Unexpected Electrochemical Behavior of Crown-Based Organic Compounds for Lithium-Ion Battery Cathodes
journal contributionposted on 20.05.2021, 21:29 by Dae Kyeum Lee, Gyeong Seok Jeong, Ki Chul Kim
Replacing conventional inorganic cathode materials with organic compounds is environmentally and economically advantageous. As candidates for organic cathodes in lithium-ion batteries, heteroatom-incorporated crown-based compounds have distinctive structural and electronic properties. Herein, an advanced computational approach reveals that the coincorporation of S and Li into a B-crown compound creates a promising organic cathode with a drastically improved redox potential (4.74 V versus Li/Li+) and theoretical performances (289 mAh/g and 1097 mWh/g). This impressive enhancement originates from heteroatom-induced electron localization, which creates electron-deficient areas.
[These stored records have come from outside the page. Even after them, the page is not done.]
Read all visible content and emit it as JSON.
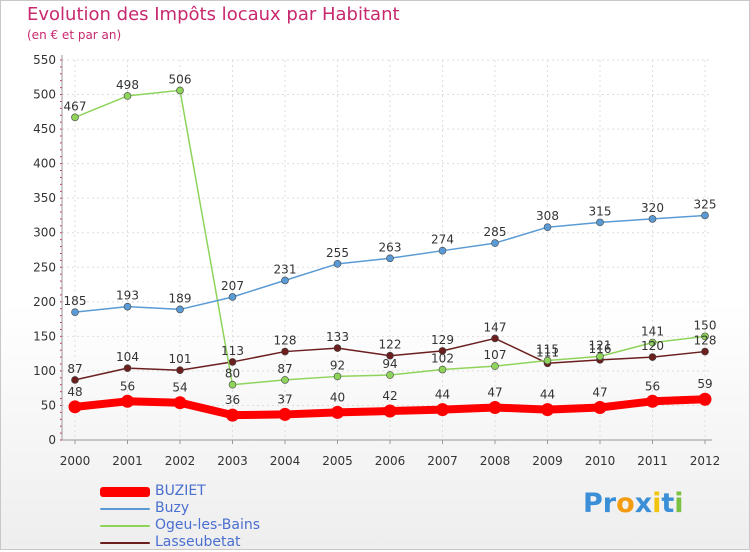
{
  "chart_data": {
    "type": "line",
    "title": "Evolution des Impôts locaux par Habitant",
    "subtitle": "(en € et par an)",
    "xlabel": "",
    "ylabel": "",
    "ylim": [
      0,
      550
    ],
    "yticks": [
      0,
      50,
      100,
      150,
      200,
      250,
      300,
      350,
      400,
      450,
      500,
      550
    ],
    "x": [
      "2000",
      "2001",
      "2002",
      "2003",
      "2004",
      "2005",
      "2006",
      "2007",
      "2008",
      "2009",
      "2010",
      "2011",
      "2012"
    ],
    "series": [
      {
        "name": "BUZIET",
        "color": "#ff0000",
        "values": [
          48,
          56,
          54,
          36,
          37,
          40,
          42,
          44,
          47,
          44,
          47,
          56,
          59
        ]
      },
      {
        "name": "Buzy",
        "color": "#5b9bd5",
        "values": [
          185,
          193,
          189,
          207,
          231,
          255,
          263,
          274,
          285,
          308,
          315,
          320,
          325
        ]
      },
      {
        "name": "Ogeu-les-Bains",
        "color": "#8fd45a",
        "values": [
          467,
          498,
          506,
          80,
          87,
          92,
          94,
          102,
          107,
          115,
          121,
          141,
          150
        ]
      },
      {
        "name": "Lasseubetat",
        "color": "#6b1f1f",
        "values": [
          87,
          104,
          101,
          113,
          128,
          133,
          122,
          129,
          147,
          111,
          116,
          120,
          128
        ]
      }
    ]
  },
  "branding": {
    "letters": [
      "P",
      "r",
      "o",
      "x",
      "i",
      "t",
      "i"
    ],
    "colors": [
      "#3b8fd6",
      "#3b8fd6",
      "#f39c12",
      "#3b8fd6",
      "#f1c40f",
      "#3b8fd6",
      "#7ac143"
    ]
  }
}
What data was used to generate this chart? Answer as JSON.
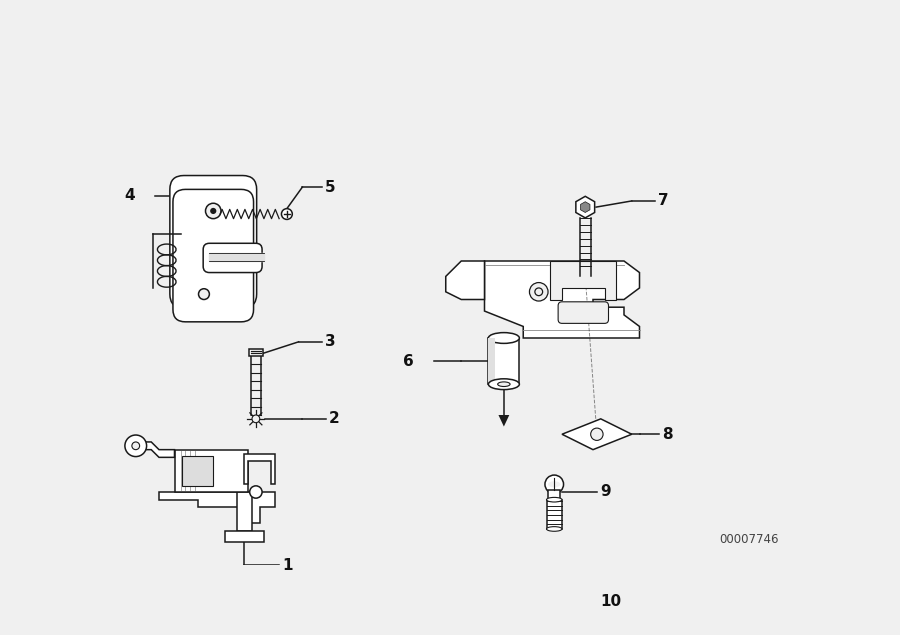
{
  "background_color": "#f0f0f0",
  "diagram_id": "00007746",
  "fig_width": 9.0,
  "fig_height": 6.35,
  "line_color": "#1a1a1a",
  "text_color": "#111111",
  "label_fontsize": 11,
  "id_fontsize": 8.5
}
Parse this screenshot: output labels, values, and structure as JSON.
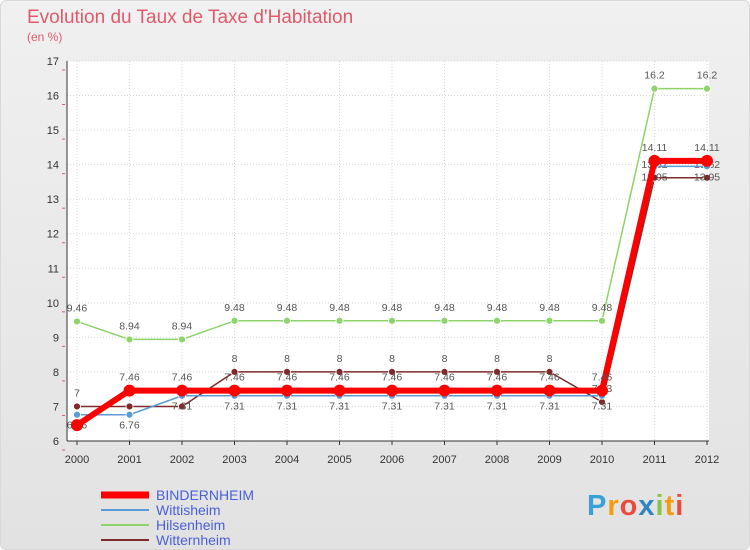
{
  "header": {
    "title": "Evolution du Taux de Taxe d'Habitation",
    "unit": "(en %)"
  },
  "logo": {
    "text": "Proxiti"
  },
  "chart_data": {
    "type": "line",
    "title": "Evolution du Taux de Taxe d'Habitation",
    "ylabel": "(en %)",
    "xlabel": "",
    "ylim": [
      6,
      17
    ],
    "yticks": [
      "6",
      "7",
      "8",
      "9",
      "10",
      "11",
      "12",
      "13",
      "14",
      "15",
      "16",
      "17"
    ],
    "grid": true,
    "legend_position": "bottom-left",
    "x": [
      "2000",
      "2001",
      "2002",
      "2003",
      "2004",
      "2005",
      "2006",
      "2007",
      "2008",
      "2009",
      "2010",
      "2011",
      "2012"
    ],
    "series": [
      {
        "name": "BINDERNHEIM",
        "color": "#ff0000",
        "values": [
          6.46,
          7.46,
          7.46,
          7.46,
          7.46,
          7.46,
          7.46,
          7.46,
          7.46,
          7.46,
          7.46,
          14.11,
          14.11
        ],
        "labels": [
          "",
          "7.46",
          "7.46",
          "7.46",
          "7.46",
          "7.46",
          "7.46",
          "7.46",
          "7.46",
          "7.46",
          "7.46",
          "14.11",
          "14.11"
        ]
      },
      {
        "name": "Wittisheim",
        "color": "#5b9bd5",
        "values": [
          6.76,
          6.76,
          7.31,
          7.31,
          7.31,
          7.31,
          7.31,
          7.31,
          7.31,
          7.31,
          7.31,
          13.95,
          13.95
        ],
        "labels": [
          "6.76",
          "6.76",
          "7.31",
          "7.31",
          "7.31",
          "7.31",
          "7.31",
          "7.31",
          "7.31",
          "7.31",
          "7.31",
          "13.95",
          "13.95"
        ]
      },
      {
        "name": "Hilsenheim",
        "color": "#8ed46a",
        "values": [
          9.46,
          8.94,
          8.94,
          9.48,
          9.48,
          9.48,
          9.48,
          9.48,
          9.48,
          9.48,
          9.48,
          16.2,
          16.2
        ],
        "labels": [
          "9.46",
          "8.94",
          "8.94",
          "9.48",
          "9.48",
          "9.48",
          "9.48",
          "9.48",
          "9.48",
          "9.48",
          "9.48",
          "16.2",
          "16.2"
        ]
      },
      {
        "name": "Witternheim",
        "color": "#7f2a2a",
        "values": [
          7,
          7,
          7,
          8,
          8,
          8,
          8,
          8,
          8,
          8,
          7.13,
          13.62,
          13.62
        ],
        "labels": [
          "7",
          "7",
          "7",
          "8",
          "8",
          "8",
          "8",
          "8",
          "8",
          "8",
          "7.13",
          "13.62",
          "13.62"
        ]
      }
    ]
  }
}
In contrast, Li insertion into F- and Cl-incorporated B-crown compounds with exceptionally high redox potentials (∼5.18 V versus Li/Li+) is predicted to make the compounds electrochemically unsuitable as cathode materials due to the Li-induced cathodic deactivation. Further investigation unveils that this cathodic deactivation is induced by a sudden increase in solvation energy combined with a continuous increase in electron affinity during the discharging process. All of these findings can guide the design of high-performance lithium-ion battery cathodes using nonaromatic organic compounds without well-known redox-active sites.